I have a similar question to the above. In my case, the dependent variable is a count variable in the context of GMM with 3 latent classes. This variable is a month-to-month count within a year, ranging from zero to 12, so that there are 13 categories, and is highly left-skewed.

Can I do two-part modeling with such a variable. My understanding of the syntax is that I would have to specify the category of interest, in this case category #13. Can this be done?
 Bengt O. Muthen posted on Sunday, February 16, 2020 - 11:36 am
So count=12 has the highest frequency? If so, a count model would not fit unless you work with 2 classes. Treating the counts as interval scaled, you could use two-part. If easier to handle, you can turn the scale around so that 12 becomes zero and 0 becomes 12.

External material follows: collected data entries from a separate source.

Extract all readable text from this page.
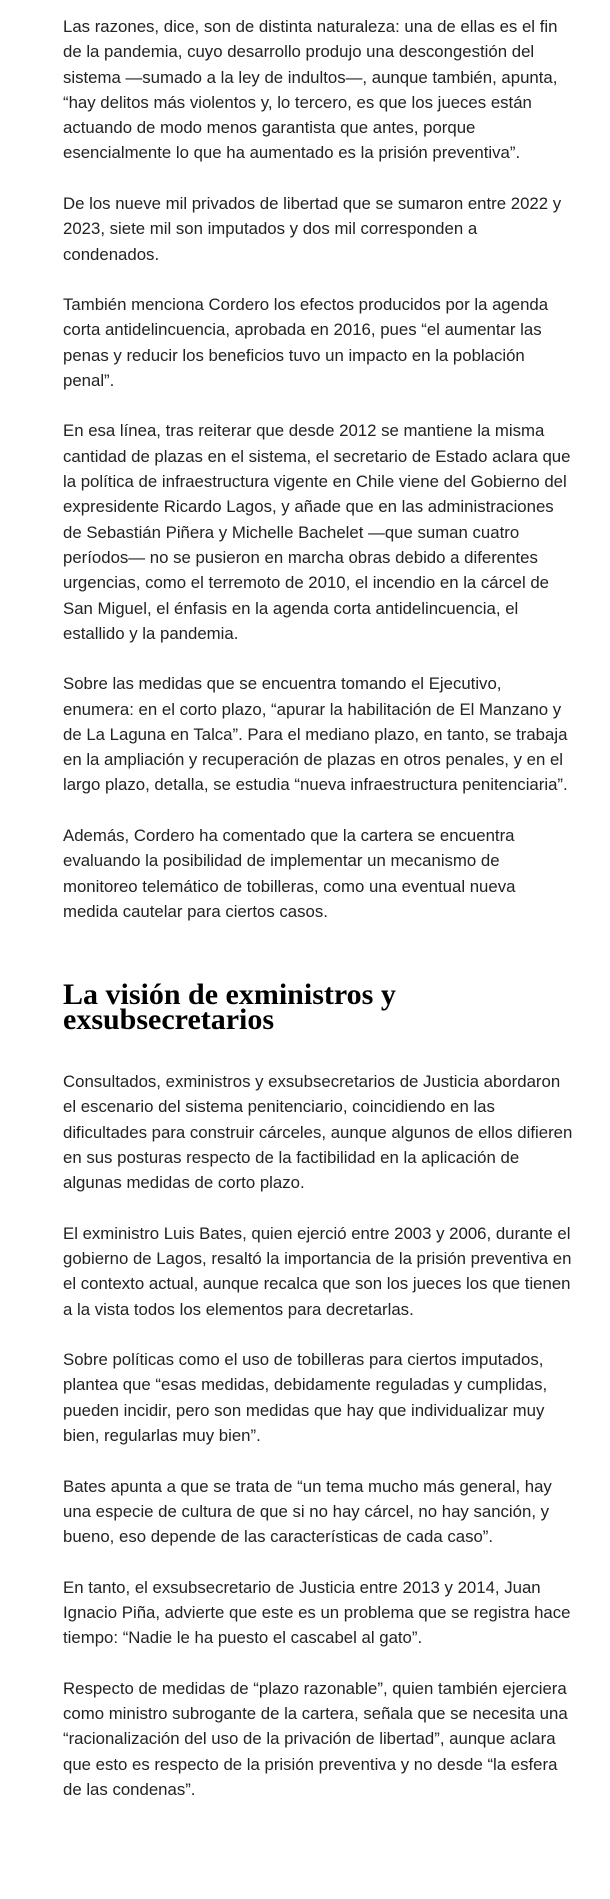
Las razones, dice, son de distinta naturaleza: una de ellas es el fin de la pandemia, cuyo desarrollo produjo una descongestión del sistema —sumado a la ley de indultos—, aunque también, apunta, “hay delitos más violentos y, lo tercero, es que los jueces están actuando de modo menos garantista que antes, porque esencialmente lo que ha aumentado es la prisión preventiva”.

De los nueve mil privados de libertad que se sumaron entre 2022 y 2023, siete mil son imputados y dos mil corresponden a condenados.

También menciona Cordero los efectos producidos por la agenda corta antidelincuencia, aprobada en 2016, pues “el aumentar las penas y reducir los beneficios tuvo un impacto en la población penal”.

En esa línea, tras reiterar que desde 2012 se mantiene la misma cantidad de plazas en el sistema, el secretario de Estado aclara que la política de infraestructura vigente en Chile viene del Gobierno del expresidente Ricardo Lagos, y añade que en las administraciones de Sebastián Piñera y Michelle Bachelet —que suman cuatro períodos— no se pusieron en marcha obras debido a diferentes urgencias, como el terremoto de 2010, el incendio en la cárcel de San Miguel, el énfasis en la agenda corta antidelincuencia, el estallido y la pandemia.

Sobre las medidas que se encuentra tomando el Ejecutivo, enumera: en el corto plazo, “apurar la habilitación de El Manzano y de La Laguna en Talca”. Para el mediano plazo, en tanto, se trabaja en la ampliación y recuperación de plazas en otros penales, y en el largo plazo, detalla, se estudia “nueva infraestructura penitenciaria”.

Además, Cordero ha comentado que la cartera se encuentra evaluando la posibilidad de implementar un mecanismo de monitoreo telemático de tobilleras, como una eventual nueva medida cautelar para ciertos casos.

La visión de exministros y exsubsecretarios

Consultados, exministros y exsubsecretarios de Justicia abordaron el escenario del sistema penitenciario, coincidiendo en las dificultades para construir cárceles, aunque algunos de ellos difieren en sus posturas respecto de la factibilidad en la aplicación de algunas medidas de corto plazo.

El exministro Luis Bates, quien ejerció entre 2003 y 2006, durante el gobierno de Lagos, resaltó la importancia de la prisión preventiva en el contexto actual, aunque recalca que son los jueces los que tienen a la vista todos los elementos para decretarlas.

Sobre políticas como el uso de tobilleras para ciertos imputados, plantea que “esas medidas, debidamente reguladas y cumplidas, pueden incidir, pero son medidas que hay que individualizar muy bien, regularlas muy bien”.

Bates apunta a que se trata de “un tema mucho más general, hay una especie de cultura de que si no hay cárcel, no hay sanción, y bueno, eso depende de las características de cada caso”.

En tanto, el exsubsecretario de Justicia entre 2013 y 2014, Juan Ignacio Piña, advierte que este es un problema que se registra hace tiempo: “Nadie le ha puesto el cascabel al gato”.

Respecto de medidas de “plazo razonable”, quien también ejerciera como ministro subrogante de la cartera, señala que se necesita una “racionalización del uso de la privación de libertad”, aunque aclara que esto es respecto de la prisión preventiva y no desde “la esfera de las condenas”.
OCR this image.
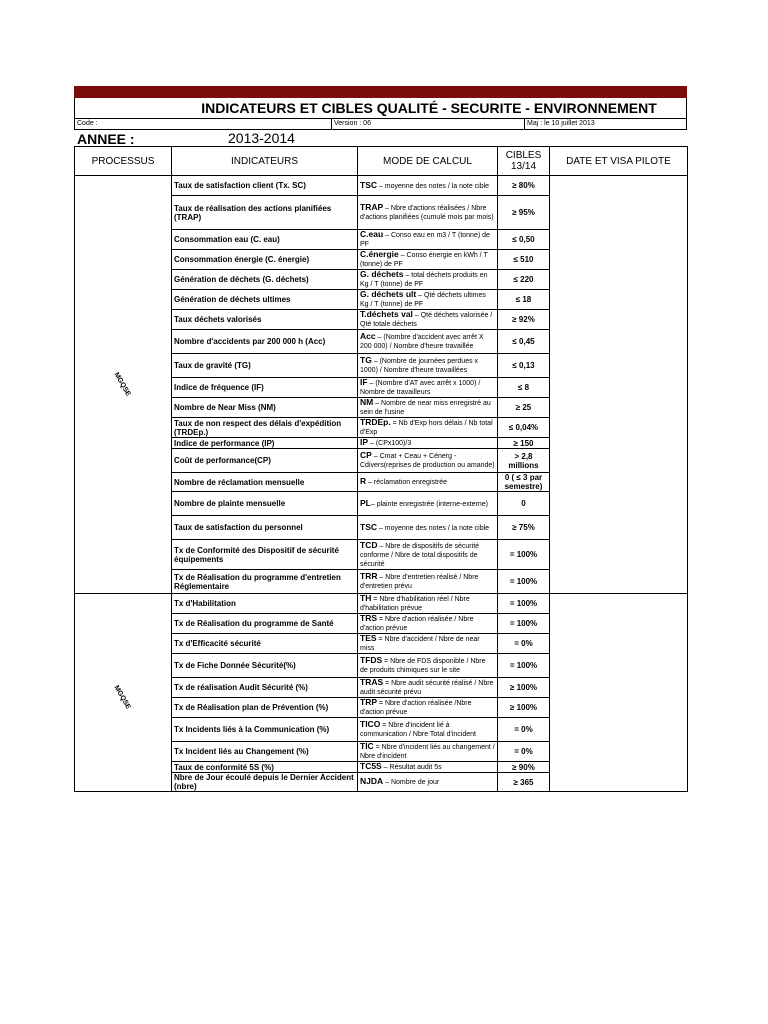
INDICATEURS ET CIBLES QUALITÉ - SECURITE - ENVIRONNEMENT
Code :	Version : 06	Maj : le 10 juillet 2013
ANNEE :	2013-2014
PROCESSUS	INDICATEURS	MODE DE CALCUL	CIBLES 13/14	DATE ET VISA PILOTE

MGQSE	Taux de satisfaction client (Tx. SC)	TSC – moyenne des notes / la note cible	≥ 80%	
	Taux de réalisation des actions planifiées (TRAP)	TRAP – Nbre d'actions réalisées / Nbre d'actions planifiées (cumulé mois par mois)	≥ 95%	
	Consommation eau (C. eau)	C.eau – Conso eau en m3 / T (tonne) de PF	≤ 0,50	
	Consommation énergie (C. énergie)	C.énergie – Conso énergie en kWh / T (tonne) de PF	≤ 510	
	Génération de déchets (G. déchets)	G. déchets – total déchets produits en Kg / T (tonne) de PF	≤ 220	
	Génération de déchets ultimes	G. déchets ult – Qté déchets ultimes Kg / T (tonne) de PF	≤ 18	
	Taux déchets valorisés	T.déchets val – Qté déchets valorisée / Qté totale déchets	≥ 92%	
	Nombre d'accidents par 200 000 h (Acc)	Acc – (Nombre d'accident avec arrêt X 200 000) / Nombre d'heure travaillée	≤ 0,45	
	Taux de gravité (TG)	TG – (Nombre de journées perdues x 1000) / Nombre d'heure travaillées	≤ 0,13	
	Indice de fréquence (IF)	IF – (Nombre d'AT avec arrêt x 1000) / Nombre de travailleurs	≤ 8	
	Nombre de Near Miss (NM)	NM – Nombre de near miss enregistré au sein de l'usine	≥ 25	
	Taux de non respect des délais d'expédition (TRDEp.)	TRDEp. = Nb d'Exp hors délais / Nb total d'Exp	≤ 0,04%	
	Indice de performance (IP)	IP – (CPx100)/3	≥ 150	
	Coût de performance(CP)	CP – Cmat + Ceau + Cénerg - Cdivers(reprises de production ou amande)	> 2,8 millions	
	Nombre de réclamation mensuelle	R – réclamation enregistrée	0 ( ≤ 3 par semestre)	
	Nombre de plainte mensuelle	PL– plainte enregistrée (interne-externe)	0	
	Taux de satisfaction du personnel	TSC – moyenne des notes / la note cible	≥ 75%	
	Tx de Conformité des Dispositif de sécurité équipements	TCD – Nbre de dispositifs de sécurité conforme / Nbre de total dispositifs de sécurité	= 100%	
	Tx de Réalisation du programme d'entretien Réglementaire	TRR – Nbre d'entretien réalisé / Nbre d'entretien prévu	= 100%	

MGQSE	Tx d'Habilitation	TH = Nbre d'habilitation réel / Nbre d'habilitation prévue	= 100%	
	Tx de Réalisation du programme de Santé	TRS = Nbre d'action réalisée / Nbre d'action prévue	= 100%	
	Tx d'Efficacité sécurité	TES = Nbre d'accident / Nbre de near miss	= 0%	
	Tx de Fiche Donnée Sécurité(%)	TFDS = Nbre de FDS disponible / Nbre de produits chimiques sur le site	= 100%	
	Tx de réalisation Audit Sécurité (%)	TRAS = Nbre audit sécurité réalisé / Nbre audit sécurité prévu	≥ 100%	
	Tx de Réalisation plan de Prévention (%)	TRP = Nbre d'action réalisée /Nbre d'action prévue	≥ 100%	
	Tx Incidents liés à la Communication (%)	TICO = Nbre d'incident lié à communication / Nbre Total d'incident	= 0%	
	Tx Incident liés au Changement (%)	TIC = Nbre d'incident liés au changement / Nbre d'incident	= 0%	
	Taux de conformité 5S (%)	TC5S – Résultat audit 5s	≥ 90%	
	Nbre de Jour écoulé depuis le Dernier Accident (nbre)	NJDA – Nombre de jour	≥ 365	
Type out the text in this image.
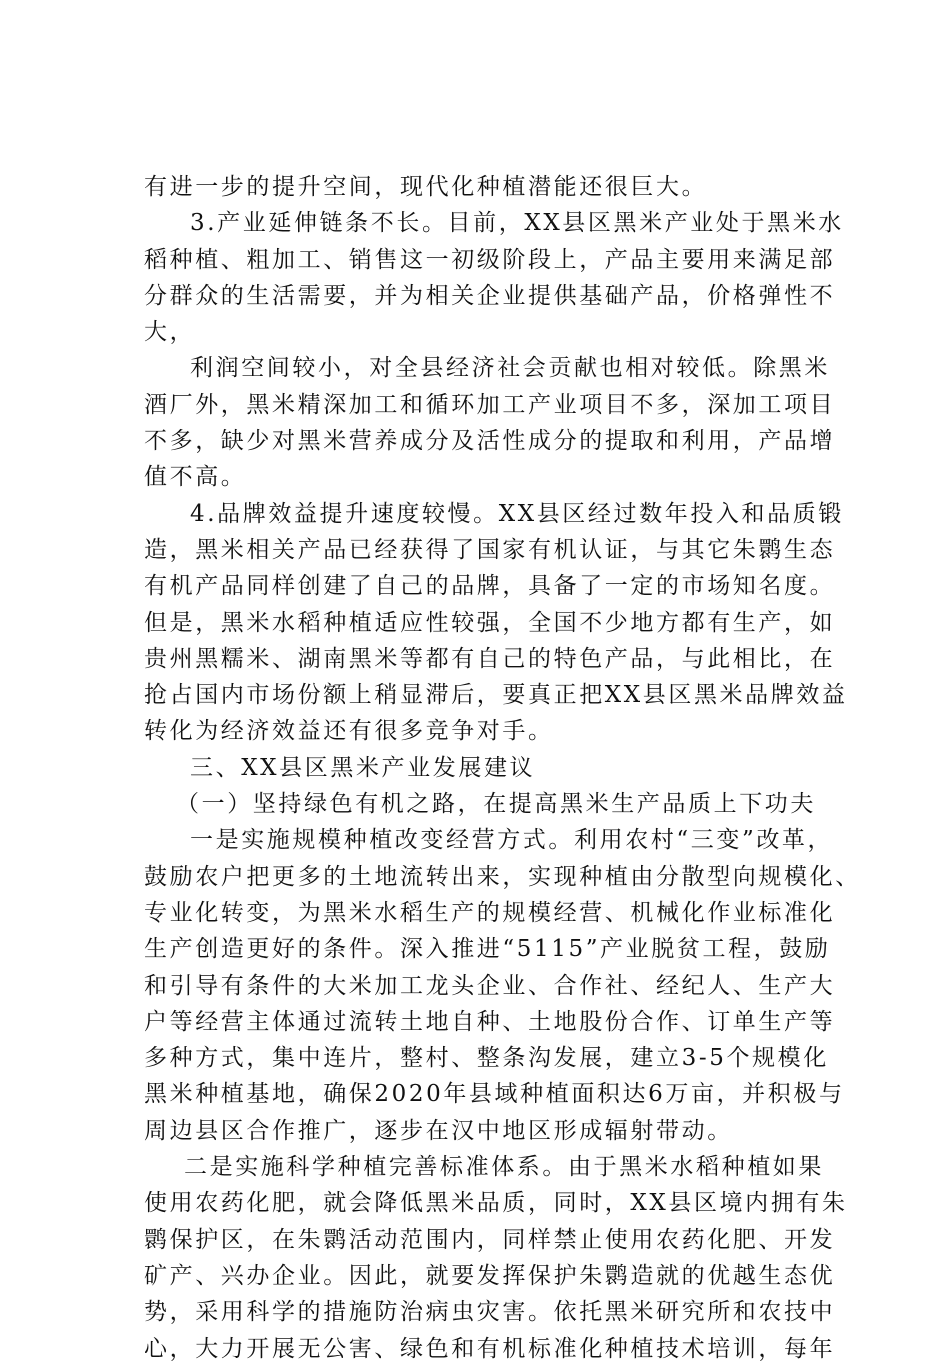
有进一步的提升空间，现代化种植潜能还很巨大。
3.产业延伸链条不长。目前，XX县区黑米产业处于黑米水
稻种植、粗加工、销售这一初级阶段上，产品主要用来满足部
分群众的生活需要，并为相关企业提供基础产品，价格弹性不
大，
利润空间较小，对全县经济社会贡献也相对较低。除黑米
酒厂外，黑米精深加工和循环加工产业项目不多，深加工项目
不多，缺少对黑米营养成分及活性成分的提取和利用，产品增
值不高。
4.品牌效益提升速度较慢。XX县区经过数年投入和品质锻
造，黑米相关产品已经获得了国家有机认证，与其它朱鹮生态
有机产品同样创建了自己的品牌，具备了一定的市场知名度。
但是，黑米水稻种植适应性较强，全国不少地方都有生产，如
贵州黑糯米、湖南黑米等都有自己的特色产品，与此相比，在
抢占国内市场份额上稍显滞后，要真正把XX县区黑米品牌效益
转化为经济效益还有很多竞争对手。
三、XX县区黑米产业发展建议
（一）坚持绿色有机之路，在提高黑米生产品质上下功夫
一是实施规模种植改变经营方式。利用农村“三变”改革，
鼓励农户把更多的土地流转出来，实现种植由分散型向规模化、
专业化转变，为黑米水稻生产的规模经营、机械化作业标准化
生产创造更好的条件。深入推进“5115”产业脱贫工程，鼓励
和引导有条件的大米加工龙头企业、合作社、经纪人、生产大
户等经营主体通过流转土地自种、土地股份合作、订单生产等
多种方式，集中连片，整村、整条沟发展，建立3-5个规模化
黑米种植基地，确保2020年县域种植面积达6万亩，并积极与
周边县区合作推广，逐步在汉中地区形成辐射带动。
二是实施科学种植完善标准体系。由于黑米水稻种植如果
使用农药化肥，就会降低黑米品质，同时，XX县区境内拥有朱
鹮保护区，在朱鹮活动范围内，同样禁止使用农药化肥、开发
矿产、兴办企业。因此，就要发挥保护朱鹮造就的优越生态优
势，采用科学的措施防治病虫灾害。依托黑米研究所和农技中
心，大力开展无公害、绿色和有机标准化种植技术培训，每年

 John C posted on Monday, February 17, 2020 - 9:06 pm
Yes, thanks, count 12 is the highest, followed by count zero. Because of this I thought it might be better to preserve the order after recoding the last category, so that the recoding would be as follows: 12->0, 0->1, 1->2, ...,11->12.
Would this be ok for a two-part model, even though the binary and continuous parts were not in the same direction?
Or would it still be advisable to just reverse code all the categories?
 Bengt O. Muthen posted on Tuesday, February 18, 2020 - 5:16 pm
Hmm; I think your scoring would be ok too. I would do both and check.